When I profiled the very first implementation with RubyProf, `fetch_ops_while_end` was consuming a lot of time. Since the calculation happened inside functions called repeatedly, it would naturally be slow.
So, assuming that the instructions aren't dynamically rewritten, I pre-calculated the 'End' positions.
After parsing the instructions once, I iterate through them again, calculate the 'End' positions, and cache them. This is the implementation.
This change reduced execution time by 43% for the grayscale benchmark. This is Wardite's first speed improvement.
Next is instance creation, which is something I'm currently struggling with.
Profiling Wardite using `perf` identified bottlenecks in C functions...
...like `rb_vm_set_ivar_id` and `rb_class_new_instance_pass_kw`.
Here's an excerpt from the perf results.
The problem is that it's creating way too many object instances, which is slow. Wardite's internal representation for types like integer32 or integer64 uses a simple class, but creating these repeatedly is slow.
How many? Using tracepoints on the grayscale benchmark, ...
I found it creates about 18.8 million integer32 objects. Even if creating each object took only a tiny fraction of time, this adds up significantly.
I tried a simple experiment: memoizing frequently used integer instances.
I memoized values from 0 to 64 and -1 as a hypothesis.
This did result in a speedup of about 1 second in the measurement. Note that this result includes a commit that eliminates some Object#tap calls.
So, I've kept this optimization. However, ideally, immediate values should be used for integers and floats. But this requires significant design changes, so it's marked as a ToDo.
There are some more TODOs:
for example, addressing Ruby dot Wasm startup time:
Parsing the binary file accounts for over half of the startup time. There might be room for optimization in the binary parsing phase.Replacing it with StringScanner might be worth a try. I'm also looking into alternative methods.

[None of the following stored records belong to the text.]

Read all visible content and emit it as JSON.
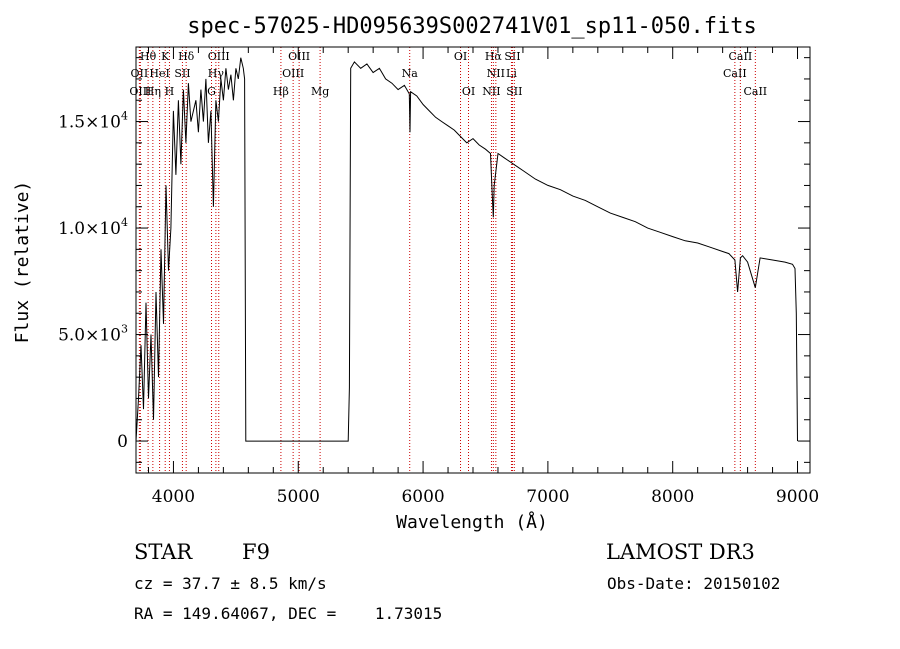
{
  "chart_data": {
    "type": "line",
    "title": "spec-57025-HD095639S002741V01_sp11-050.fits",
    "xlabel": "Wavelength (Å)",
    "ylabel": "Flux (relative)",
    "xlim": [
      3700,
      9100
    ],
    "ylim": [
      -1500,
      18500
    ],
    "x_ticks": [
      4000,
      5000,
      6000,
      7000,
      8000,
      9000
    ],
    "x_tick_labels": [
      "4000",
      "5000",
      "6000",
      "7000",
      "8000",
      "9000"
    ],
    "y_ticks": [
      0,
      5000,
      10000,
      15000
    ],
    "y_tick_labels": [
      {
        "mantissa": "0",
        "exp": ""
      },
      {
        "mantissa": "5.0×10",
        "exp": "3"
      },
      {
        "mantissa": "1.0×10",
        "exp": "4"
      },
      {
        "mantissa": "1.5×10",
        "exp": "4"
      }
    ],
    "grid": false,
    "series": [
      {
        "x": [
          3700,
          3720,
          3740,
          3760,
          3780,
          3800,
          3820,
          3840,
          3860,
          3880,
          3900,
          3920,
          3940,
          3960,
          3980,
          4000,
          4020,
          4040,
          4060,
          4080,
          4100,
          4120,
          4140,
          4160,
          4180,
          4200,
          4220,
          4240,
          4260,
          4280,
          4300,
          4320,
          4340,
          4360,
          4380,
          4400,
          4420,
          4440,
          4460,
          4480,
          4500,
          4520,
          4540,
          4560,
          4570,
          4580,
          5400,
          5410,
          5420,
          5450,
          5500,
          5550,
          5600,
          5650,
          5700,
          5750,
          5800,
          5850,
          5890,
          5895,
          5900,
          5950,
          6000,
          6050,
          6100,
          6150,
          6200,
          6250,
          6300,
          6350,
          6400,
          6450,
          6500,
          6540,
          6555,
          6563,
          6570,
          6600,
          6650,
          6700,
          6750,
          6800,
          6900,
          7000,
          7100,
          7200,
          7300,
          7400,
          7500,
          7600,
          7700,
          7800,
          7900,
          8000,
          8100,
          8200,
          8300,
          8400,
          8450,
          8498,
          8520,
          8542,
          8560,
          8600,
          8662,
          8700,
          8800,
          8900,
          8960,
          8980,
          8990,
          9000
        ],
        "y": [
          0,
          2000,
          4500,
          1500,
          6500,
          2000,
          5000,
          1000,
          7000,
          3000,
          9000,
          5500,
          12000,
          8000,
          10000,
          15500,
          12500,
          16000,
          13000,
          16500,
          14000,
          16800,
          15000,
          15500,
          16000,
          14500,
          16500,
          15000,
          17000,
          14000,
          15500,
          11000,
          16000,
          15000,
          17000,
          16000,
          17500,
          16500,
          17200,
          16000,
          17500,
          17000,
          18000,
          17500,
          17000,
          0,
          0,
          2500,
          17500,
          17800,
          17500,
          17700,
          17300,
          17500,
          17000,
          16800,
          16500,
          16700,
          16300,
          14500,
          16400,
          16200,
          15800,
          15500,
          15200,
          15000,
          14800,
          14600,
          14300,
          14000,
          14200,
          13900,
          13700,
          13500,
          11500,
          10500,
          12000,
          13500,
          13300,
          13100,
          12900,
          12700,
          12300,
          12000,
          11800,
          11500,
          11300,
          11000,
          10700,
          10500,
          10300,
          10000,
          9800,
          9600,
          9400,
          9300,
          9100,
          8900,
          8800,
          8500,
          7000,
          8600,
          8700,
          8400,
          7200,
          8600,
          8500,
          8400,
          8300,
          8100,
          6000,
          0
        ]
      }
    ],
    "lines": [
      {
        "label": "Hθ",
        "wl": 3797,
        "row": 0
      },
      {
        "label": "OII",
        "wl": 3727,
        "row": 1
      },
      {
        "label": "OIII",
        "wl": 3735,
        "row": 2
      },
      {
        "label": "K",
        "wl": 3934,
        "row": 0
      },
      {
        "label": "HeI",
        "wl": 3889,
        "row": 1
      },
      {
        "label": "Hη",
        "wl": 3835,
        "row": 2
      },
      {
        "label": "Hδ",
        "wl": 4102,
        "row": 0
      },
      {
        "label": "SII",
        "wl": 4072,
        "row": 1
      },
      {
        "label": "H",
        "wl": 3968,
        "row": 2
      },
      {
        "label": "OIII",
        "wl": 4363,
        "row": 0
      },
      {
        "label": "Hγ",
        "wl": 4340,
        "row": 1
      },
      {
        "label": "G",
        "wl": 4305,
        "row": 2
      },
      {
        "label": "OIII",
        "wl": 5007,
        "row": 0
      },
      {
        "label": "OIII",
        "wl": 4959,
        "row": 1
      },
      {
        "label": "Hβ",
        "wl": 4861,
        "row": 2
      },
      {
        "label": "Mg",
        "wl": 5175,
        "row": 2
      },
      {
        "label": "Na",
        "wl": 5893,
        "row": 1
      },
      {
        "label": "OI",
        "wl": 6300,
        "row": 0
      },
      {
        "label": "OI",
        "wl": 6364,
        "row": 2
      },
      {
        "label": "Hα",
        "wl": 6563,
        "row": 0
      },
      {
        "label": "SII",
        "wl": 6716,
        "row": 0
      },
      {
        "label": "NII",
        "wl": 6583,
        "row": 1
      },
      {
        "label": "Li",
        "wl": 6708,
        "row": 1
      },
      {
        "label": "NII",
        "wl": 6548,
        "row": 2
      },
      {
        "label": "SII",
        "wl": 6731,
        "row": 2
      },
      {
        "label": "CaII",
        "wl": 8542,
        "row": 0
      },
      {
        "label": "CaII",
        "wl": 8498,
        "row": 1
      },
      {
        "label": "CaII",
        "wl": 8662,
        "row": 2
      }
    ],
    "line_color": "#cc0000"
  },
  "info": {
    "class_label": "STAR",
    "subclass": "F9",
    "survey": "LAMOST DR3",
    "cz": "cz = 37.7 ± 8.5 km/s",
    "obs_date": "Obs-Date: 20150102",
    "radec": "RA = 149.64067, DEC =    1.73015"
  }
}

On the other hand, the impact of interactions with WASI functions appears to be relatively minimal.
Last topic: Does YJIT help?
Yes, it's extremely effective. All the benchmarks previously shown were run with YJIT enabled. How effective?

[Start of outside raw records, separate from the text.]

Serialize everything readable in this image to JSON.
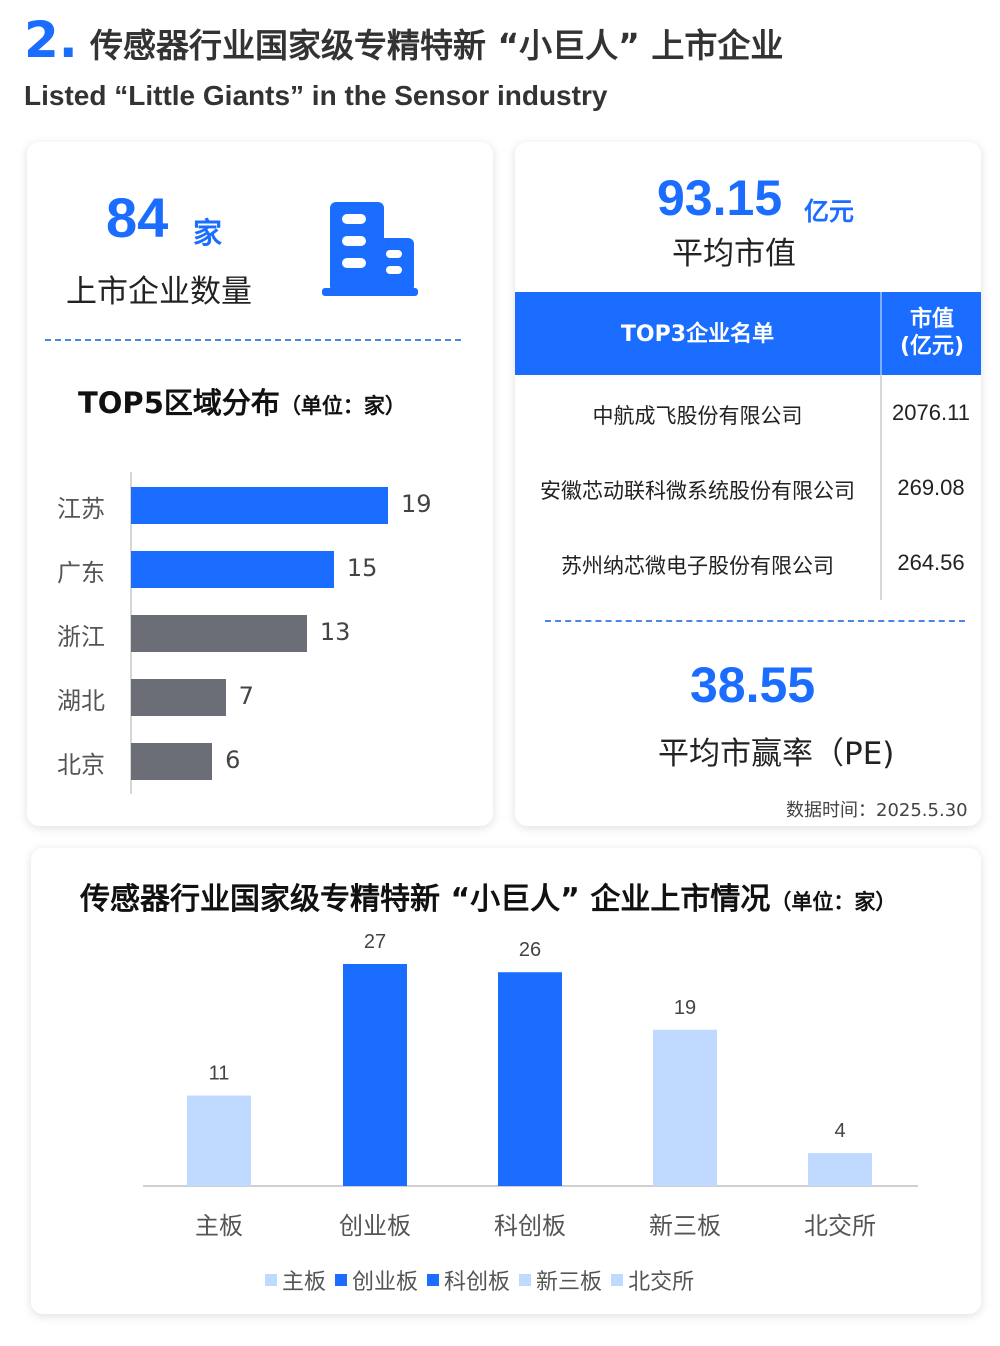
{
  "header": {
    "number": "2.",
    "title_cn": "传感器行业国家级专精特新 “小巨人” 上市企业",
    "title_en": "Listed “Little Giants” in the Sensor industry"
  },
  "left_card": {
    "count_value": "84",
    "count_unit": "家",
    "count_label": "上市企业数量",
    "building_icon": "building-icon",
    "top5_title": "TOP5区域分布",
    "top5_unit": "（单位：家）"
  },
  "right_card": {
    "avg_market_value": "93.15",
    "avg_market_value_unit": "亿元",
    "avg_market_value_label": "平均市值",
    "table_header_name": "TOP3企业名单",
    "table_header_value_line1": "市值",
    "table_header_value_line2": "(亿元)",
    "rows": [
      {
        "name": "中航成飞股份有限公司",
        "value": "2076.11"
      },
      {
        "name": "安徽芯动联科微系统股份有限公司",
        "value": "269.08"
      },
      {
        "name": "苏州纳芯微电子股份有限公司",
        "value": "264.56"
      }
    ],
    "pe_value": "38.55",
    "pe_label": "平均市赢率（PE)",
    "data_date": "数据时间：2025.5.30"
  },
  "colors": {
    "accent": "#1a6dff",
    "gray_bar": "#6b6e76",
    "light_bar": "#bfd9ff"
  },
  "chart_data": [
    {
      "type": "bar",
      "orientation": "horizontal",
      "title": "TOP5区域分布（单位：家）",
      "categories": [
        "江苏",
        "广东",
        "浙江",
        "湖北",
        "北京"
      ],
      "values": [
        19,
        15,
        13,
        7,
        6
      ],
      "colors": [
        "#1a6dff",
        "#1a6dff",
        "#6b6e76",
        "#6b6e76",
        "#6b6e76"
      ],
      "xlim": [
        0,
        19
      ],
      "data_labels": true,
      "grid": false
    },
    {
      "type": "bar",
      "title": "传感器行业国家级专精特新 “小巨人” 企业上市情况",
      "title_unit": "（单位：家）",
      "categories": [
        "主板",
        "创业板",
        "科创板",
        "新三板",
        "北交所"
      ],
      "values": [
        11,
        27,
        26,
        19,
        4
      ],
      "colors": [
        "#bfd9ff",
        "#1a6dff",
        "#1a6dff",
        "#bfd9ff",
        "#bfd9ff"
      ],
      "legend": [
        "主板",
        "创业板",
        "科创板",
        "新三板",
        "北交所"
      ],
      "legend_position": "bottom",
      "ylim": [
        0,
        27
      ],
      "data_labels": true,
      "grid": false
    }
  ]
}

On my Arm environment, compared to running without YJIT: Ruby 3.3 showed about 52% improvement, and 3.4 showed even more. 3.4 benchmark resulted in roughly a 57% reduction in execution time. YJIT provides a significant boost. Thank you always (to the YJIT team)!

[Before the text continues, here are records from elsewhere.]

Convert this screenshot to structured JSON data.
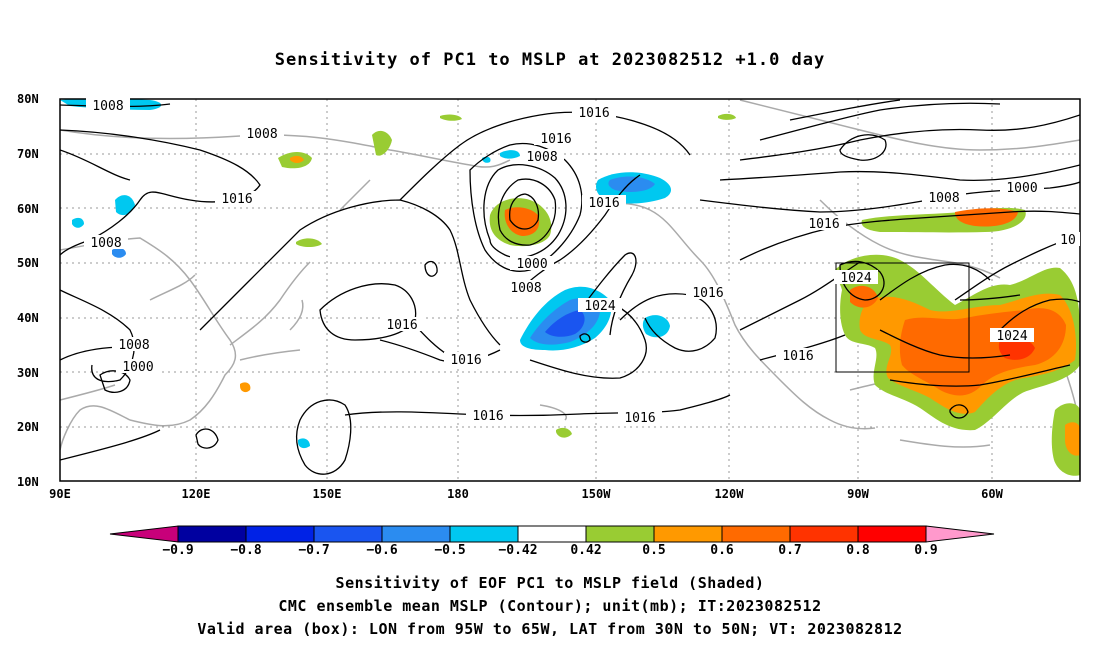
{
  "title": "Sensitivity of PC1 to MSLP at 2023082512 +1.0 day",
  "map": {
    "lat_labels": [
      "80N",
      "70N",
      "60N",
      "50N",
      "40N",
      "30N",
      "20N",
      "10N"
    ],
    "lon_labels": [
      "90E",
      "120E",
      "150E",
      "180",
      "150W",
      "120W",
      "90W",
      "60W"
    ],
    "contour_labels": [
      {
        "text": "1008"
      },
      {
        "text": "1008"
      },
      {
        "text": "1016"
      },
      {
        "text": "1008"
      },
      {
        "text": "1008"
      },
      {
        "text": "1000"
      },
      {
        "text": "1016"
      },
      {
        "text": "1016"
      },
      {
        "text": "1008"
      },
      {
        "text": "1016"
      },
      {
        "text": "1000"
      },
      {
        "text": "1008"
      },
      {
        "text": "1024"
      },
      {
        "text": "1016"
      },
      {
        "text": "1016"
      },
      {
        "text": "1016"
      },
      {
        "text": "1016"
      },
      {
        "text": "1016"
      },
      {
        "text": "1016"
      },
      {
        "text": "1024"
      },
      {
        "text": "1016"
      },
      {
        "text": "1008"
      },
      {
        "text": "1000"
      },
      {
        "text": "10"
      }
    ],
    "box": {
      "lon": "95W to 65W",
      "lat": "30N to 50N"
    }
  },
  "colorbar": {
    "labels": [
      "−0.9",
      "−0.8",
      "−0.7",
      "−0.6",
      "−0.5",
      "−0.42",
      "0.42",
      "0.5",
      "0.6",
      "0.7",
      "0.8",
      "0.9"
    ],
    "colors": [
      "#0000a0",
      "#0022e6",
      "#1a55f0",
      "#2b8cf0",
      "#00c8f0",
      "#ffffff",
      "#99cc33",
      "#ff9900",
      "#ff6a00",
      "#ff3300",
      "#ff0000"
    ],
    "under_color": "#c8007a",
    "over_color": "#ff99cc"
  },
  "captions": [
    "Sensitivity of EOF PC1 to MSLP field (Shaded)",
    "CMC ensemble mean MSLP (Contour); unit(mb); IT:2023082512",
    "Valid area (box): LON from 95W to 65W, LAT from 30N to 50N; VT: 2023082812"
  ]
}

Before I conclude, I would like to present a startup demonstration.
Note I run it with `disable-gems`, so it should start up in about 10 seconds. (switch to terminal)
Okay, thank you. Now I've covered a lot, and I think I've said most of what I wanted to say.
To conclude, while summarizing, let me mention one more thing. There's a next-generation Wasm format called the Component Model.
I would like to support it eventually. That's just my intention for now, but I'm aware of it, want to do it. Because I believe the Component Model will further enhance Wasm's language-agnostic nature, which I discussed earlier in today's talk. And I would likely accept contributions if pull requests come in. Otherwise, I plan to continue making steady improvements, especially focusing on compatibility and performance.
Running a Wasm runtime purely in Ruby still feels quite like "bold" adventure in some ways. I'm going bold. But even just playing around with it might spark ideas for various interesting use cases, so please give Wardite a try. Thank you very much for listening.
Acknowledgements: Yuta Sato for general advice, and my colleagues at SmartHR and Fukuoka.rb members for their support. Thank you my children Kaz & Kei!
候補 - 人を見ん桜は酒の肴なり - 一枝の花おもさうや酒の酔 - 花に酔ふた頭重たし春の雨 - の、方が情景としてはいいが、雨は降ってほしくないので
And a final digression: this is a haiku about Sakura and a hangover. It's a work by the founder of modern haiku-style poetry, Masaoka Shiki, who was from Matsuyama. Let's enjoy the final day's drink ups, for those who love drinks, with respect to Shiki!